Erwin Finley Freundlich used the Einstein Tower as a starting point for several expeditions to solar eclipses. On his trip to Sumatra in 1929 to see the solar eclipse, Walter Grotrian recorded the spectrum of the solar corona with his own device. In the following years, his analyses of the measurements revealed that the solar corona has a temperature of more than one million degrees Celsius. Grotrian also created a model of the physical nature of sunspots at the Einstein Tower. Harald von Klüber, one of Freundlich's early colleagues, developed a way of analysing the strength and direction of the magnetic field in sunspots. Another example of scientific success at the Einstein Tower is Horst Künzel's work on delta sunspots, published in 1960, which is still important for predicting radiation eruptions on the Sun.

Between 1943 and the mid-1980s, photographs of the Sun were taken at the Einstein Tower on glass photographic plates, on which in particular the dark sunspots can be seen. The approximately 3000 glass plates are stored in the Einstein Tower and have been digitised and published in the historical plate archive.

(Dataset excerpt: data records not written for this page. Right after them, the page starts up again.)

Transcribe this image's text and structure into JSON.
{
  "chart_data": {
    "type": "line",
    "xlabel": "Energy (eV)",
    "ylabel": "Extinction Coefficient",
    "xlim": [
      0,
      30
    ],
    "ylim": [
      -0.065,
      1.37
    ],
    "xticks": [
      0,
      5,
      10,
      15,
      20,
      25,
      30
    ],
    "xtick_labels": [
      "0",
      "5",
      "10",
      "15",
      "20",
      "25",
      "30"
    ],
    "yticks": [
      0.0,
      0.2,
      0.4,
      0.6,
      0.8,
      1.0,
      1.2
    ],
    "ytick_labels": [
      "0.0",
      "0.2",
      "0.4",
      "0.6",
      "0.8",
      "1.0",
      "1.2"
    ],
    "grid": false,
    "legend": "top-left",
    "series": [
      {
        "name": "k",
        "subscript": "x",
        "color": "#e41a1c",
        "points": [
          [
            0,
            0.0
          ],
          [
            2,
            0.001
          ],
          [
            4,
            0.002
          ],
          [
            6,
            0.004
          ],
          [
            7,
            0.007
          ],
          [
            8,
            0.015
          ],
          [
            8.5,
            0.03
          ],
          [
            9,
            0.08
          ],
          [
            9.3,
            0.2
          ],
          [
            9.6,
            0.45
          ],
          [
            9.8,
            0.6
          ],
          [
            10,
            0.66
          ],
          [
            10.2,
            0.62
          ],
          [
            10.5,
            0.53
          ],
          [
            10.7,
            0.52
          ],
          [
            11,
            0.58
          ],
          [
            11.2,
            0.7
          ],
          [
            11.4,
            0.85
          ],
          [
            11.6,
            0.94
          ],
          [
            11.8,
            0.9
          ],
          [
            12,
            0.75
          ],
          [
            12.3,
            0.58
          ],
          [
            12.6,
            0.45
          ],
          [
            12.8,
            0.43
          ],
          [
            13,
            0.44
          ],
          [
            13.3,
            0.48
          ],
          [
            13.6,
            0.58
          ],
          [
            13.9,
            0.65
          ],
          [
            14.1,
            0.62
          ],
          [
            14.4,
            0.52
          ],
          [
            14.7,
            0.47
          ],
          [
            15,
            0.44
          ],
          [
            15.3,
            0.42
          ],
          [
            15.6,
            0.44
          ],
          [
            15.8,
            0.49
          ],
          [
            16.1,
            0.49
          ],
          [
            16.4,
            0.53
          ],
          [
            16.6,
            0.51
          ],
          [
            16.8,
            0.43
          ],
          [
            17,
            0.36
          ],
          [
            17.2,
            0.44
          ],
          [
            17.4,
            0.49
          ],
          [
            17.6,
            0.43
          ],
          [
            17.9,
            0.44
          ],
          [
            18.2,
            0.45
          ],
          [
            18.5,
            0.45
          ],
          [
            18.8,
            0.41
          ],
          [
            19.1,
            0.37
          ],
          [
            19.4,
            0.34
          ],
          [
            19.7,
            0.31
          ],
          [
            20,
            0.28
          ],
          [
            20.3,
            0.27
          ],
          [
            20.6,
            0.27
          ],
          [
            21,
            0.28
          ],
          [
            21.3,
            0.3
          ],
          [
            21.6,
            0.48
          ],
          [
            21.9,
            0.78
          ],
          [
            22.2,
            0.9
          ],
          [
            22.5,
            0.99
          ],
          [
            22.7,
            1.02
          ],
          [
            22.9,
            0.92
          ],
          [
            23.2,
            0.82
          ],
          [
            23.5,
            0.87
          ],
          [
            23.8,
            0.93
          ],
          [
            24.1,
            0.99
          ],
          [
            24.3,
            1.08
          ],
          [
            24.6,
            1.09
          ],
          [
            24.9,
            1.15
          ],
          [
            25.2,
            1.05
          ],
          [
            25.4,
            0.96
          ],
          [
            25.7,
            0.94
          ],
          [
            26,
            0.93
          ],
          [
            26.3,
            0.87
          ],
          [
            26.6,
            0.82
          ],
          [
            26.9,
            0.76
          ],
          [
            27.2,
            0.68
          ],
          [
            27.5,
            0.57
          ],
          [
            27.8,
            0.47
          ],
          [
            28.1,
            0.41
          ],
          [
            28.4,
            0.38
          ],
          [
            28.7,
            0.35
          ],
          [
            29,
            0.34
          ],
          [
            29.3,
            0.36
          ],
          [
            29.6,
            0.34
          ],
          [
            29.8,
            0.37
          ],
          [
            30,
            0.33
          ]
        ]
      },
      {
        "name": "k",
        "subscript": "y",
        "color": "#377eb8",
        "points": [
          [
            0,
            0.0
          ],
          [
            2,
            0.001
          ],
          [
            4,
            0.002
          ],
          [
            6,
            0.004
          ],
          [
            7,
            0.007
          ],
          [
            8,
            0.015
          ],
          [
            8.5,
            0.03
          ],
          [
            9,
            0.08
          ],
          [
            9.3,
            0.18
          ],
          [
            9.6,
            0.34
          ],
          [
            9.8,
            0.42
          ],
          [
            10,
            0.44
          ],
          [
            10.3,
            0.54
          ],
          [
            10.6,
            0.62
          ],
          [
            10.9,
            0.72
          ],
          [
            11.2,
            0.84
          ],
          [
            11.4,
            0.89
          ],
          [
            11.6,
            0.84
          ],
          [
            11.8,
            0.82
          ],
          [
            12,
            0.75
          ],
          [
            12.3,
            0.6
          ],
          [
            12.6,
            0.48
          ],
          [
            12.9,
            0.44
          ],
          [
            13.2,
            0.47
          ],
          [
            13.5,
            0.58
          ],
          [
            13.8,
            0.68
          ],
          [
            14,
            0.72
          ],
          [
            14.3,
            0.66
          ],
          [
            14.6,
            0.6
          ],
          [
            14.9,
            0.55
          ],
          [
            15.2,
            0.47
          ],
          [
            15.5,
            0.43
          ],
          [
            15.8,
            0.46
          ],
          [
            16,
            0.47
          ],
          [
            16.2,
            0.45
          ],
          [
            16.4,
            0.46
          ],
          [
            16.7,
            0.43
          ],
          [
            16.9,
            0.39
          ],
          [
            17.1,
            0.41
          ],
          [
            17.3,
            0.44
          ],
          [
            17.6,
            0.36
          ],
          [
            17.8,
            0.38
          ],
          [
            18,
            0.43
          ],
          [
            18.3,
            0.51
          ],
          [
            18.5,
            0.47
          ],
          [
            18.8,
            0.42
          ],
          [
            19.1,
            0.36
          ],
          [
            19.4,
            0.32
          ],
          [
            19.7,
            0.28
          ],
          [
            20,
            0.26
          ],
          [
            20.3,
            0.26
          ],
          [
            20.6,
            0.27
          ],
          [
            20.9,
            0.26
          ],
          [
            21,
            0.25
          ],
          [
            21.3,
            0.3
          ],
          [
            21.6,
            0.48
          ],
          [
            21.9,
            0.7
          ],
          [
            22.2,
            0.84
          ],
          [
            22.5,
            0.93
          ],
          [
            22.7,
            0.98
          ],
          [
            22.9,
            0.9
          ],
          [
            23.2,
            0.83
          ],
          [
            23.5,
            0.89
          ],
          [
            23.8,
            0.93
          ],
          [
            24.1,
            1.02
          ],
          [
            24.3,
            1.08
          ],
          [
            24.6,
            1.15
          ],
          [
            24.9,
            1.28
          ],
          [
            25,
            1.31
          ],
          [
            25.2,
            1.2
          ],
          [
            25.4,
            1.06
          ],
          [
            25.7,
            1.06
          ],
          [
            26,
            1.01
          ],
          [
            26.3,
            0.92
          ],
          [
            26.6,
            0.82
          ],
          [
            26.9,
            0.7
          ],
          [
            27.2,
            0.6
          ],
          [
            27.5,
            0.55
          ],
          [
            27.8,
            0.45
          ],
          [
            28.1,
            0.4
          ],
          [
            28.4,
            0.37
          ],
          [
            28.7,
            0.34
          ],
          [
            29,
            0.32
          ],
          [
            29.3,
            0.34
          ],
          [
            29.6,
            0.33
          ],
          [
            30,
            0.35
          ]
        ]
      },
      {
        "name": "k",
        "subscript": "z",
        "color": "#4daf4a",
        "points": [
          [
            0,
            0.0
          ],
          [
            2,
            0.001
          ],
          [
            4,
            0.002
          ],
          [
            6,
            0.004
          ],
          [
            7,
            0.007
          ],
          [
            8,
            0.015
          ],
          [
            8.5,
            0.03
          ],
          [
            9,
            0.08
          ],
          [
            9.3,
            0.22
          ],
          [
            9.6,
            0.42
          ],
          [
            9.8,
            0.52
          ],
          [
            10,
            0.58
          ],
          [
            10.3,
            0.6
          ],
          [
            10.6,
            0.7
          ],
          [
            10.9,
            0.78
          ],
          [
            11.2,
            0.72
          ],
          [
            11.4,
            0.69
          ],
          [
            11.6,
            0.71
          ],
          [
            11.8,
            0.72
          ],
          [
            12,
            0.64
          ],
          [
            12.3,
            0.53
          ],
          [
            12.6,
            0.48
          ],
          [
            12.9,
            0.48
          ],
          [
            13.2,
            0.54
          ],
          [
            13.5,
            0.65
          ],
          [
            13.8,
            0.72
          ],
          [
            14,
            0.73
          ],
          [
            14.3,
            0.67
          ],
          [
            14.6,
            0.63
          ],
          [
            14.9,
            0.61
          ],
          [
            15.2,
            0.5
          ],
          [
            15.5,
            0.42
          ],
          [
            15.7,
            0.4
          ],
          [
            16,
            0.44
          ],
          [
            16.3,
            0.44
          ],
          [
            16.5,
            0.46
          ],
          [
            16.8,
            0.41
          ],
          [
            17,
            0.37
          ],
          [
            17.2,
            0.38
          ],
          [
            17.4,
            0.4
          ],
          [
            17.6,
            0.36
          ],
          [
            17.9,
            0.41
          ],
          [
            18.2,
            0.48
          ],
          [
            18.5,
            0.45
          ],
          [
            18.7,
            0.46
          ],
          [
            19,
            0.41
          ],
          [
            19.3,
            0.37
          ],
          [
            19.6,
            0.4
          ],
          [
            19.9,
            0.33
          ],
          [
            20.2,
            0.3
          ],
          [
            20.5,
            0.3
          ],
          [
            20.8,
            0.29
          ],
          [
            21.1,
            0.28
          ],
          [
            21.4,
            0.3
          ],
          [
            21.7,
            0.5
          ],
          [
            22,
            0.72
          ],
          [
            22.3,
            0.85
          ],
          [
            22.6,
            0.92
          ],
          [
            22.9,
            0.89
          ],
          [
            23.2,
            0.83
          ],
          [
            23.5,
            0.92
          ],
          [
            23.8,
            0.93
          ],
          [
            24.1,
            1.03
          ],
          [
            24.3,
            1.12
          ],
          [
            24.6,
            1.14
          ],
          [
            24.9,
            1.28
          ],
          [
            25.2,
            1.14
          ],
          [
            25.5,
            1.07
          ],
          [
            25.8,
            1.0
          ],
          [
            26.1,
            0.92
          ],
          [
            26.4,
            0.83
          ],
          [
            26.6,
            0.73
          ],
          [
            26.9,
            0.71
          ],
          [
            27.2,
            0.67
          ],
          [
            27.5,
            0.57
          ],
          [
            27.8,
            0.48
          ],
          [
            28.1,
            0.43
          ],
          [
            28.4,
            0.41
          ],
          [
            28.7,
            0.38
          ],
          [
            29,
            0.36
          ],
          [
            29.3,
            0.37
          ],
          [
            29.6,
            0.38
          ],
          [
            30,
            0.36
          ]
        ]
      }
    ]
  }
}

Today, the Einstein Tower is the AIP's in-house instrument for solar observations. Its still fully functional equipment enables participation in international measurement campaigns and long-term measurements. In particular, polarisation measurements of sunspots are carried out to investigate the magnetic and velocity field on the surface of the Sun. Researchers at the AIP also use the Einstein Tower to develop and test new experiments and devices before installing them on large-scale equipment such as the GREGOR telescope on Tenerife and to train students.

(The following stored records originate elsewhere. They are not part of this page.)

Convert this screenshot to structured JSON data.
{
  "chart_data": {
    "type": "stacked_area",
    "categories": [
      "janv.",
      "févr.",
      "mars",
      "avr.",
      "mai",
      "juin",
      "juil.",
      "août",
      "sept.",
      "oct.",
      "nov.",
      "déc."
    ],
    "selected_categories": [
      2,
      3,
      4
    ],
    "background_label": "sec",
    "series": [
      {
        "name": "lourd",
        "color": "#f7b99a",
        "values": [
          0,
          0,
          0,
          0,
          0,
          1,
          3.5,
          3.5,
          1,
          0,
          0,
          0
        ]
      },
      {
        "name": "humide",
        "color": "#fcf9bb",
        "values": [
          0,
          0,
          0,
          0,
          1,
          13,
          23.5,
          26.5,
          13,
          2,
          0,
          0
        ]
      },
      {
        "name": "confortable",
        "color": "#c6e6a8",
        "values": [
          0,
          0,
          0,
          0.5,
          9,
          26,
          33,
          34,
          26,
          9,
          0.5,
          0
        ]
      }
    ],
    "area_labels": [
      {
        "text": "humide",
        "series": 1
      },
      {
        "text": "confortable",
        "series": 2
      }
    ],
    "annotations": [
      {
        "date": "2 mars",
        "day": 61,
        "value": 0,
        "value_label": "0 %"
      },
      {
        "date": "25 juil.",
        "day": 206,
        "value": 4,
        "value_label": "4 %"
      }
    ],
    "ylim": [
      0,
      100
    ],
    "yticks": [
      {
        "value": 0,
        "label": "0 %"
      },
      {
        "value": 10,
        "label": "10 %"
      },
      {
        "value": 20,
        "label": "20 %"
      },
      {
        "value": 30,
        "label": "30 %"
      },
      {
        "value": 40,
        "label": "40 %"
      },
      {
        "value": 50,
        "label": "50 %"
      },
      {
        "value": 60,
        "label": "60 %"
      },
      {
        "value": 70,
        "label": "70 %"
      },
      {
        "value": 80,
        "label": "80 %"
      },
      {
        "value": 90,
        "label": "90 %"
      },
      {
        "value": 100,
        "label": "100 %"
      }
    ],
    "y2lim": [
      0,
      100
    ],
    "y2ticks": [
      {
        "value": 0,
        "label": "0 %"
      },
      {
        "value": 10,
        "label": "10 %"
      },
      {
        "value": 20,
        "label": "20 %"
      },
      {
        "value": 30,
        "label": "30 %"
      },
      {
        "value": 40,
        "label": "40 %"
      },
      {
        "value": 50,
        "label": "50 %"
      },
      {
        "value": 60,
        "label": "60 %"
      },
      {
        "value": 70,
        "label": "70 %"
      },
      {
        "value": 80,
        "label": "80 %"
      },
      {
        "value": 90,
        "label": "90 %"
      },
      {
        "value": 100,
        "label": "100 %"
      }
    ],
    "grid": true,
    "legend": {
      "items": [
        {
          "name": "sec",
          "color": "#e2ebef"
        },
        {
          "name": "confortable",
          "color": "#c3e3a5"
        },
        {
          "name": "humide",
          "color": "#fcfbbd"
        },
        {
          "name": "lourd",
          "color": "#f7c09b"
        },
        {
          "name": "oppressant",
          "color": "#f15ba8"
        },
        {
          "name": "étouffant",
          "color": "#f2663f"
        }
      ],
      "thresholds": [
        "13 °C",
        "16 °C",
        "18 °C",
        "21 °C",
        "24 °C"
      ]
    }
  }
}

Among other things, parts of the instruments for the European Space Agency's (ESA) Solar Orbiter space probe, which was launched into space from Cape Canaveral in Florida on 9 February 2020 to study the Sun at close range, were developed in the Einstein Tower. On board the space probe is the STIX X-ray telescope, which was co-developed, tested and optimised at the Einstein Tower. A part of this telescope is still set up as a simulation in the laboratory of the Einstein Tower in order to be able to check the measurement results of Solar Orbiter.

The Einstein Tower today

After renovation and reopening in September 2023, the Einstein Tower is once again fully operational as a solar observatory. In order not to interfere with scientific activities, interior tours are only possible as part of guided tours and on special occasions.